Both companies agreed on Friday that Diageo will ultimately bag a 53.4 percent stake in United Spirits, a company fronted by India’s liquor baron Vijay Mallya. While the history of the talks between the two companies dated back to 2008, it was only in September that the two companies announced they were in talks.
The controlling stake will come in stages for Diageo. It is initially buying a 27.4 percent stake for £660 million in United Spirits. This would subsequently serve as trigger to launch a mandatory offer for a further 26 percent stake, a spokesperson told CFOWorld.
In India, a source close to United Breweries, another of Mallya’s companies and the brewer of India’s Kingfisher beer, told CFOWorld that the bid was a natural move for both parties.
“The market has long speculated that Diageo wanted a wider footprint in India while Mallya was desperate to raise cash for another one of his businesses – the beleaguered Kingfisher Airline. Either a stake in United Breweries or United Spirits would have been put on the table; it has turned out to be the latter. Today’s announcement meets different ends for both parties,” he said.

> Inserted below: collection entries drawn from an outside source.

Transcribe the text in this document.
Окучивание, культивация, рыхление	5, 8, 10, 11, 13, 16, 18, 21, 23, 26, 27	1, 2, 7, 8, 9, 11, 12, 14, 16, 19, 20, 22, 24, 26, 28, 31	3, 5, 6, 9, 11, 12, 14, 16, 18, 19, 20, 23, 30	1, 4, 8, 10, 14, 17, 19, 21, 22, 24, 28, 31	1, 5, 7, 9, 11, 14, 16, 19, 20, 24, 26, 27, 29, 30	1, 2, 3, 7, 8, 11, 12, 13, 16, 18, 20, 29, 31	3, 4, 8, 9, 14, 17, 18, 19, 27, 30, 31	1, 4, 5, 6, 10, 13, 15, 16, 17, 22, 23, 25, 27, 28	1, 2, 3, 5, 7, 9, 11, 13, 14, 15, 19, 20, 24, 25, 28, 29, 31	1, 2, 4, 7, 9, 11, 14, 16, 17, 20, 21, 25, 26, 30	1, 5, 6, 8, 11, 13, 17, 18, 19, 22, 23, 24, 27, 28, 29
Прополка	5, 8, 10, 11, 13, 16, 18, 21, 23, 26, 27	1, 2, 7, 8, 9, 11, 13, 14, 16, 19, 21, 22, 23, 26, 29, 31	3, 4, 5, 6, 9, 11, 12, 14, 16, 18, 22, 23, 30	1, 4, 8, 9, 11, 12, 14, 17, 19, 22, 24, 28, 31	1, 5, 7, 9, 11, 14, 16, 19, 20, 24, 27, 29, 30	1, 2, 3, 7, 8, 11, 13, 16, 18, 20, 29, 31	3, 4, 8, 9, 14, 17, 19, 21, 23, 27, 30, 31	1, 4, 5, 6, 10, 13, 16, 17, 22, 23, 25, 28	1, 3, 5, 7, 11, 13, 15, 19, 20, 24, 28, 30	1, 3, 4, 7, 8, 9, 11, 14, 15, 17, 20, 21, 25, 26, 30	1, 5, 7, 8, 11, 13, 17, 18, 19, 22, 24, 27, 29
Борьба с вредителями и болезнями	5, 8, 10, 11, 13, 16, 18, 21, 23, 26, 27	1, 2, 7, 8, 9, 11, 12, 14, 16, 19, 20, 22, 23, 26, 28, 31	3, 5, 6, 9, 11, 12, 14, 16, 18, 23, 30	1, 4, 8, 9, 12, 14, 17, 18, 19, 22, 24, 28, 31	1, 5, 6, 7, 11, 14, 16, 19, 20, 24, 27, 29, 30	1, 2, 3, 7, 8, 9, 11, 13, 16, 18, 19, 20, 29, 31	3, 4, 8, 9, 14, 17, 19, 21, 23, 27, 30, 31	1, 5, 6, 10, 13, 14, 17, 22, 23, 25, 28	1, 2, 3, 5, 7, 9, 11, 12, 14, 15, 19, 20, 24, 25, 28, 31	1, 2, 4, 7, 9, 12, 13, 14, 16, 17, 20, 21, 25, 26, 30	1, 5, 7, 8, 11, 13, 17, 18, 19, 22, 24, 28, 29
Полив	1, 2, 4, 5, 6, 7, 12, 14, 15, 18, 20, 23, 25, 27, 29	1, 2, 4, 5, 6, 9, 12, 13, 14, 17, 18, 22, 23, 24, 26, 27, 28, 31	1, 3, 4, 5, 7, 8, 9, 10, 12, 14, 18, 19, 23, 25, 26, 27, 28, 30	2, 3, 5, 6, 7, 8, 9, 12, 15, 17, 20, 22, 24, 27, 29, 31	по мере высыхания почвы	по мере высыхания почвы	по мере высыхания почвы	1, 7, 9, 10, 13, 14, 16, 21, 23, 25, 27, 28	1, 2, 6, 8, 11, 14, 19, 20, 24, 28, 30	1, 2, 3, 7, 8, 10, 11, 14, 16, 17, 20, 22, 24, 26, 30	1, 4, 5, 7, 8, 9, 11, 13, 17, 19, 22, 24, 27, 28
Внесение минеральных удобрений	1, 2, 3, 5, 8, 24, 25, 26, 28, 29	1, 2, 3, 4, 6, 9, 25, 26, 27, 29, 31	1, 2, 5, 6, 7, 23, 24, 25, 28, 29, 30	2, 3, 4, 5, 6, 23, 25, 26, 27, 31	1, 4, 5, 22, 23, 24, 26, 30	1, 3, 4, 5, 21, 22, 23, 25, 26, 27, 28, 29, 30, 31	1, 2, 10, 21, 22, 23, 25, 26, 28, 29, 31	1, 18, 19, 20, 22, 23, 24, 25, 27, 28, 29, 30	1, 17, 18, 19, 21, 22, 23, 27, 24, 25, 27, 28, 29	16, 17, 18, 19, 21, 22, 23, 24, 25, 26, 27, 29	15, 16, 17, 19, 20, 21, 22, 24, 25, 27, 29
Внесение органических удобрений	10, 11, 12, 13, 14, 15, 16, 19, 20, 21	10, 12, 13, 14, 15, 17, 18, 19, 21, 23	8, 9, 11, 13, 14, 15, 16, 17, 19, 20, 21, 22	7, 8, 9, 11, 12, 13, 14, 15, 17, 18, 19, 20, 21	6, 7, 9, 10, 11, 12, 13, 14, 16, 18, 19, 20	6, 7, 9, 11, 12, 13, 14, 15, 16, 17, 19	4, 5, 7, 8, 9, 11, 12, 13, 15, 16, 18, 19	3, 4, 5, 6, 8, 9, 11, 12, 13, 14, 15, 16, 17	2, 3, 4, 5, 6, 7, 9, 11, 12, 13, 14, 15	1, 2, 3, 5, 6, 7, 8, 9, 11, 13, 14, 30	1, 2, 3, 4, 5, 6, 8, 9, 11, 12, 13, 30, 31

Under the terms of the deal, Mallya, who also owns Force India Formula One team, would continue as the chairman of United Spirits (USL) and United Breweries.
"I have had a long association with Diageo and therefore I am confident that this winning partnership with Diageo provides United Spirits with the best possible platform for future growth," he told India’s NDTV.
In a statement in the UK, Diageo chief executive Paul Walsh, said, "I am delighted at the opportunity Diageo has to be part of India's large and growing local spirits market. As a result of the agreements we are announcing today we will be well positioned to take the growth opportunities presented by a spirits market where growth is driven by the increasing number of middle class consumers."
Diageo’s move is the biggest inbound Indian mergers and acquisitions (M&A) deal since Cairn Energy divested a majority stake in its Indian business to London-listed Vedanta Resources last year. Diageo itself is no stranger to M&A deals in emerging markets. The United Spirits deal has followed Diageo's takeover of Turkish spirits group Mey Icki and Ethiopian brewer Meta Abo.